Vice President, Banking, Risk Management

SoFi

Tauber alumnus Sajal Agarwal (MSE-IOE '02) has made his career seeking perfection in financial analytics. But while dealing daily with billions of data points, he never forgets the "real customer" on the other side of every transaction.

Q. Describe your current role.

A. I am the Head of Banking, Risk Management at Social Finance. I am responsible for managing credit and operational risk policies and controls for SoFi’s suite of banking and lending products, including new products under development.

Q: In what ways did your Tauber experience shape the professional that you are now?

A: Until about 10 years ago, good risk managers were primarily concerned with making good loans. Today, good intent is no longer enough, ‘great execution’ is now an essential part of the job. I have greatly benefitted from the Tauber experience by instituting good process discipline, building resilient process architecture and embedding preventative and detectable controls to ensure perfect execution. About half of my team are industrial engineers with six-sigma background.

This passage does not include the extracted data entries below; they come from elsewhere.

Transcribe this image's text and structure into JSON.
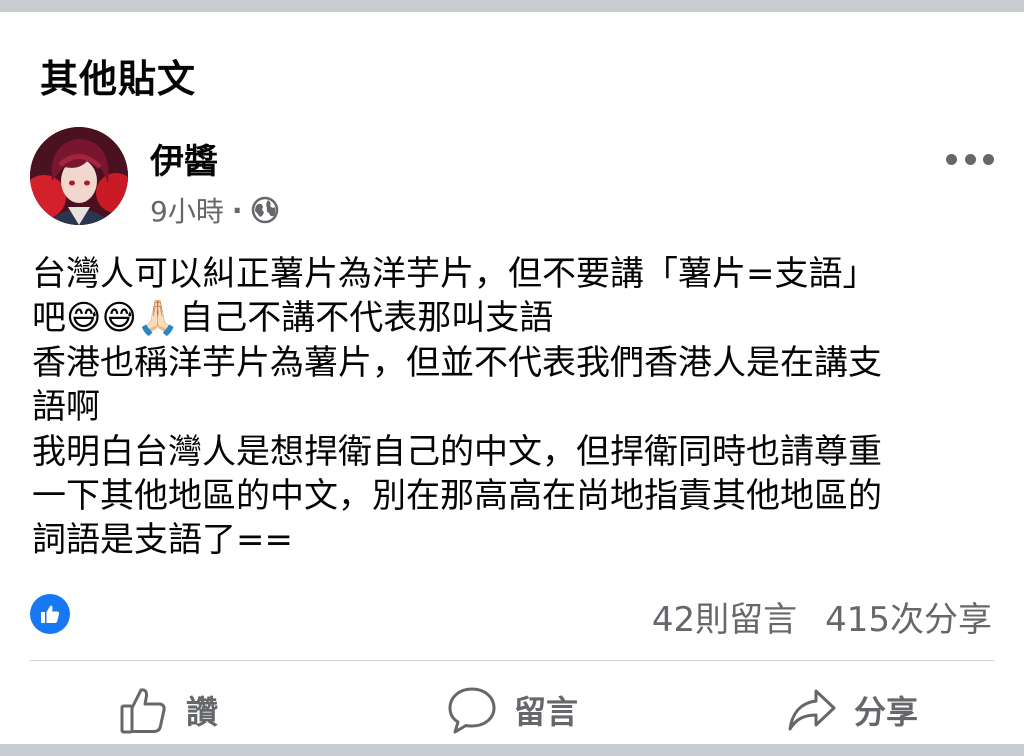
{
  "section": {
    "title": "其他貼文"
  },
  "post": {
    "author": "伊醬",
    "time": "9小時",
    "separator": "·",
    "privacy_icon": "globe-icon",
    "body": "台灣人可以糾正薯片為洋芋片，但不要講「薯片=支語」\n吧😅😅🙏🏻自己不講不代表那叫支語\n香港也稱洋芋片為薯片，但並不代表我們香港人是在講支\n語啊\n我明白台灣人是想捍衛自己的中文，但捍衛同時也請尊重\n一下其他地區的中文，別在那高高在尚地指責其他地區的\n詞語是支語了==",
    "comments": "42則留言",
    "shares": "415次分享"
  },
  "actions": {
    "like": "讚",
    "comment": "留言",
    "share": "分享"
  },
  "colors": {
    "accent": "#1877f2",
    "secondary_text": "#65676b",
    "divider": "#ced0d4",
    "page_bg": "#c9ccd1"
  }
}
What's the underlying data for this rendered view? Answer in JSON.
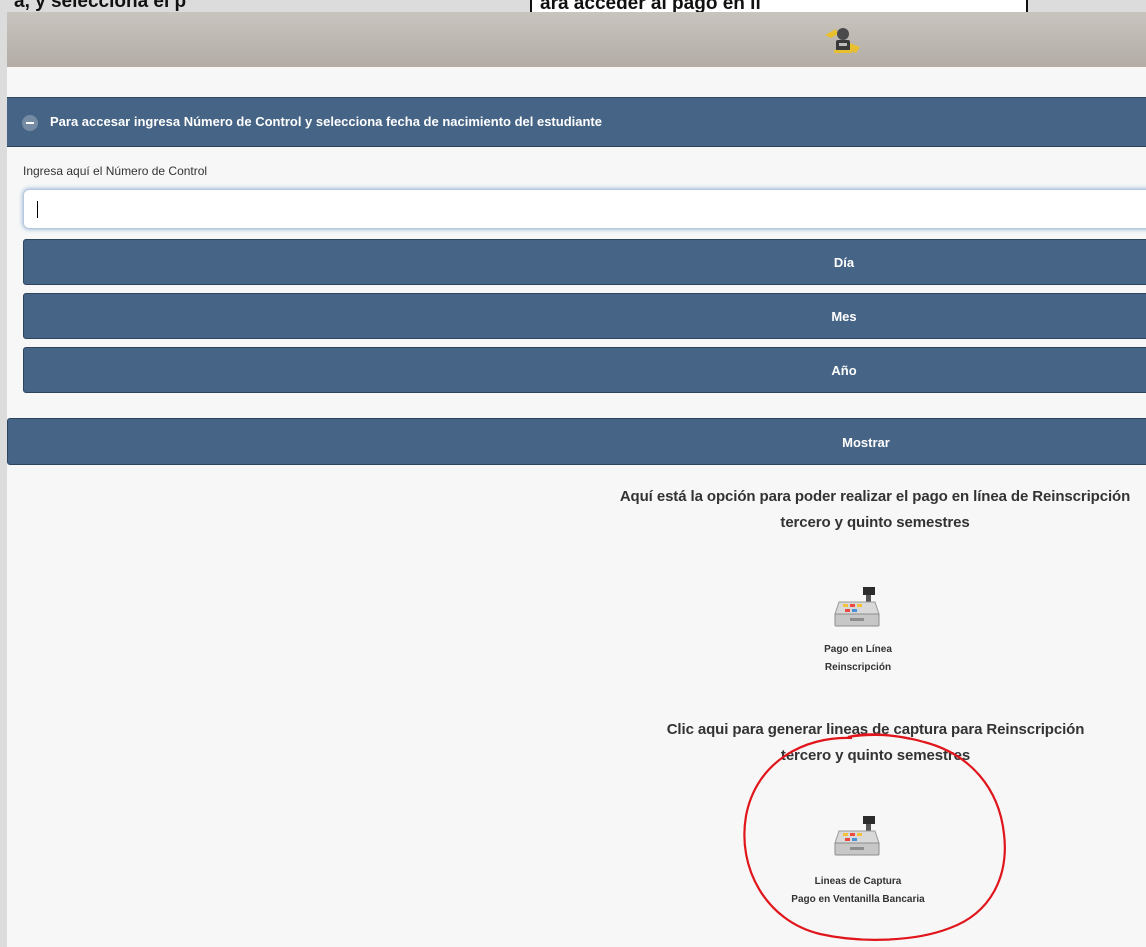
{
  "caption": {
    "left_text": "a, y selecciona el p",
    "boxed_text": "ara acceder al pago en lí"
  },
  "header": {
    "logo_icon": "student-logo-icon"
  },
  "login_panel": {
    "title": "Para accesar ingresa Número de Control y selecciona fecha de nacimiento del estudiante",
    "control_label": "Ingresa aquí el Número de Control",
    "control_value": "",
    "day_label": "Día",
    "month_label": "Mes",
    "year_label": "Año",
    "show_button": "Mostrar"
  },
  "online_payment": {
    "line1": "Aquí está la opción para poder realizar el pago en línea de Reinscripción",
    "line2": "tercero y quinto semestres",
    "tile_line1": "Pago en Línea",
    "tile_line2": "Reinscripción",
    "tile_icon": "cash-register-icon"
  },
  "capture_lines": {
    "line1": "Clic aqui para generar lineas de captura para Reinscripción",
    "line2": "tercero y quinto semestres",
    "tile_line1": "Lineas de Captura",
    "tile_line2": "Pago en Ventanilla Bancaria",
    "tile_icon": "cash-register-icon"
  },
  "colors": {
    "panel_blue": "#466485",
    "annotation_red": "#e0161c",
    "header_gray": "#b3aca6"
  }
}
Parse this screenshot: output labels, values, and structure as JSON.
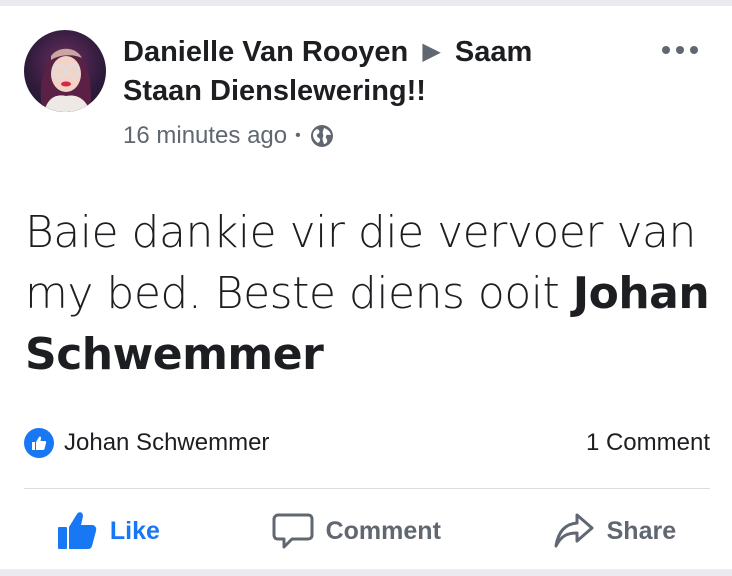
{
  "post": {
    "author": "Danielle Van Rooyen",
    "target": "Saam Staan Dienslewering!!",
    "timestamp": "16 minutes ago",
    "privacy_icon": "globe-icon",
    "text_plain": "Baie dankie vir die vervoer van my bed.  Beste diens ooit",
    "text_tag": "Johan Schwemmer"
  },
  "reactions": {
    "liker": "Johan Schwemmer",
    "comments": "1 Comment"
  },
  "actions": {
    "like": "Like",
    "comment": "Comment",
    "share": "Share"
  },
  "colors": {
    "accent": "#1877f2",
    "muted": "#606770",
    "text": "#1c1e21"
  }
}
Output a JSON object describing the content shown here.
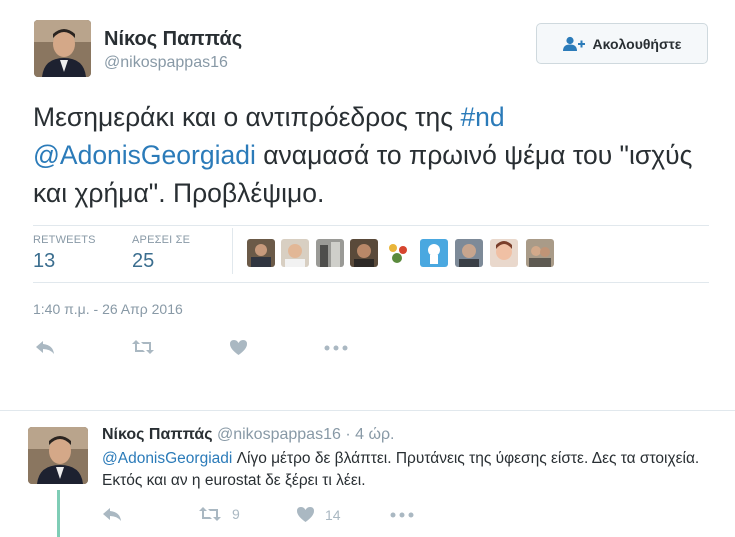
{
  "tweet": {
    "author_name": "Νίκος Παππάς",
    "author_handle": "@nikospappas16",
    "follow_label": "Ακολουθήστε",
    "text_part1": "Μεσημεράκι και ο αντιπρόεδρος της ",
    "hashtag": "#nd",
    "mention": "@AdonisGeorgiadi",
    "text_part2": " αναμασά το πρωινό ψέμα του \"ισχύς και χρήμα\". Προβλέψιμο.",
    "stats": {
      "retweets_label": "RETWEETS",
      "retweets_value": "13",
      "likes_label": "ΑΡΕΣΕΙ ΣΕ",
      "likes_value": "25"
    },
    "timestamp": "1:40 π.μ. - 26 Απρ 2016",
    "liker_avatars": [
      "liker-1",
      "liker-2",
      "liker-3",
      "liker-4",
      "liker-5",
      "liker-6",
      "liker-7",
      "liker-8",
      "liker-9"
    ]
  },
  "reply": {
    "author_name": "Νίκος Παππάς",
    "author_handle": "@nikospappas16",
    "time": "· 4 ώρ.",
    "mention": "@AdonisGeorgiadi",
    "text": " Λίγο μέτρο δε βλάπτει. Πρυτάνεις της ύφεσης είστε. Δες τα στοιχεία. Εκτός και αν η eurostat δε ξέρει τι λέει.",
    "retweet_count": "9",
    "like_count": "14"
  },
  "icons": [
    "user-plus-icon",
    "reply-icon",
    "retweet-icon",
    "heart-icon",
    "more-icon"
  ],
  "colors": {
    "link": "#2b7bb9",
    "stat_value": "#3b6e8f",
    "muted": "#8899a6",
    "icon": "#aab8c2",
    "thread": "#7fcdb6"
  }
}
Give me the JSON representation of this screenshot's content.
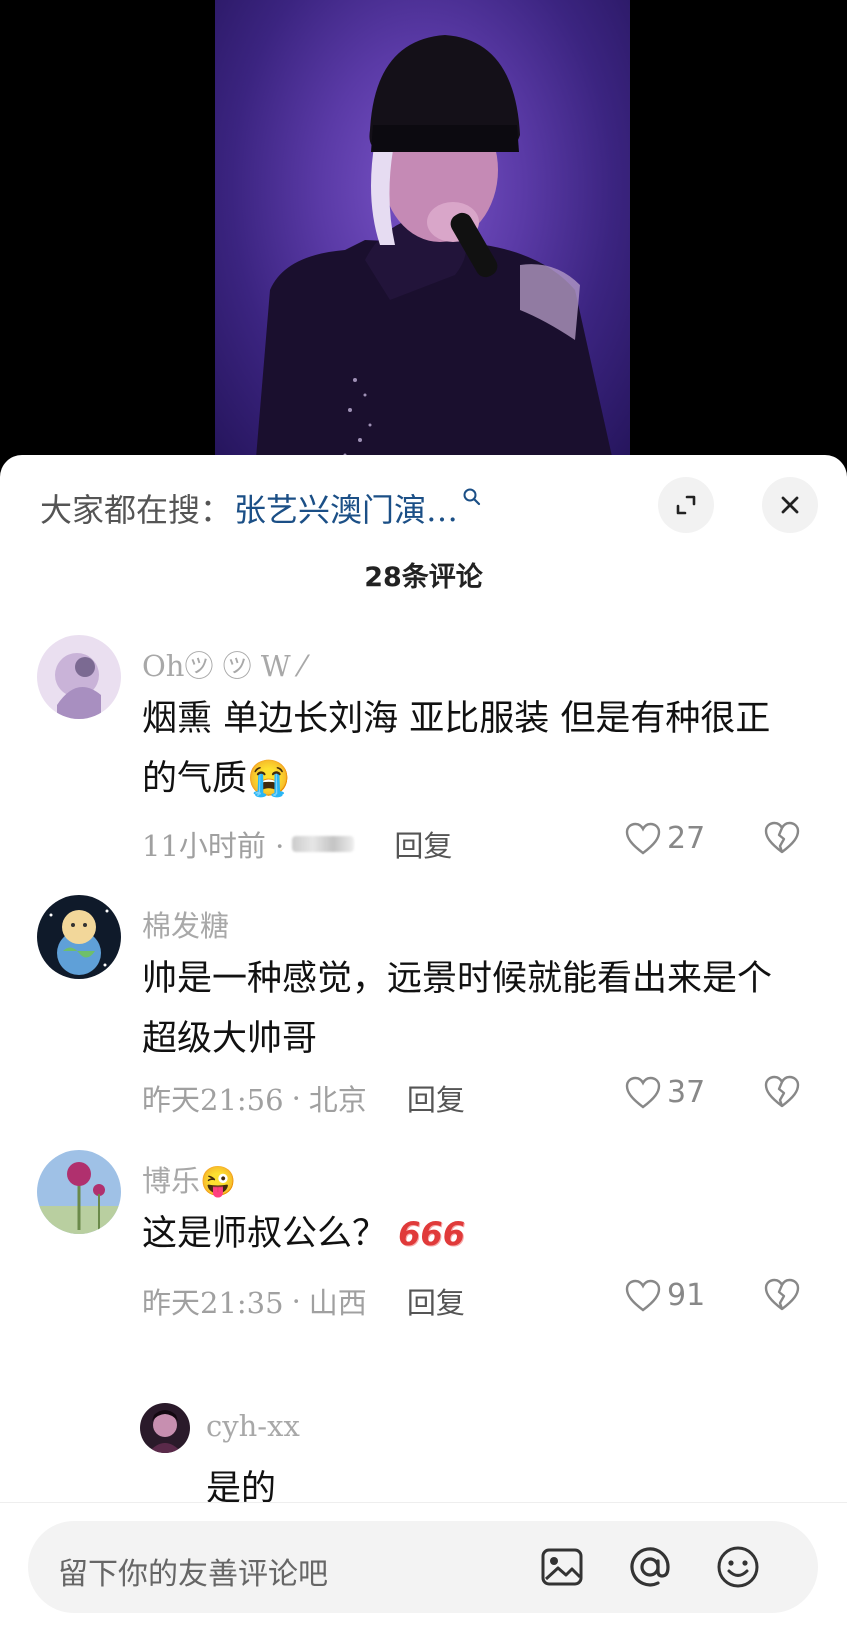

Q: What has been your biggest challenge?

A: In an increasing digital world where customers are often virtual and represent a data point within a data warehouse of billions other data points, overlaid with sophisticated algorithms (that are looking for correlations/causations), it is too easy to lose an emotional connection with the “real customer" on the other side. Helping customers succeed financially is a win-win for both customers & risk managers. Working on managing this blind-spot has been a work in progress.

Q. What professional accomplishment are you the most proud of?

A: Banks are old institutions with large reservoirs of data. Over the last 15 years of my career in financial services, I have helped push the envelope of analytical insights that has allowed us serve more customers in good times and bad, while weathering the last great recession. Change is never easy. Convincing our partners, our regulators & our customers who have a trust deficit with the banking industry has been and remains an essentially part of this process to institute change. This journey is not over yet. A lot more needs to be done to ensure all Americans have access to credit.

Q: What advice would you give to current or future Tauber students?

A: At my last job interview, I told my interviewers, “Don’t hire me for what I know works, hire me for what I know doesn’t work. I know more about the latter than the former anyway." This landed me the job I have today. My advice: be intellectually curious and play the long game. I have worked across 3 different industries since the start of my career – operations, manufacturing & financial services. Each experience has been unique and helped me get to where I am today.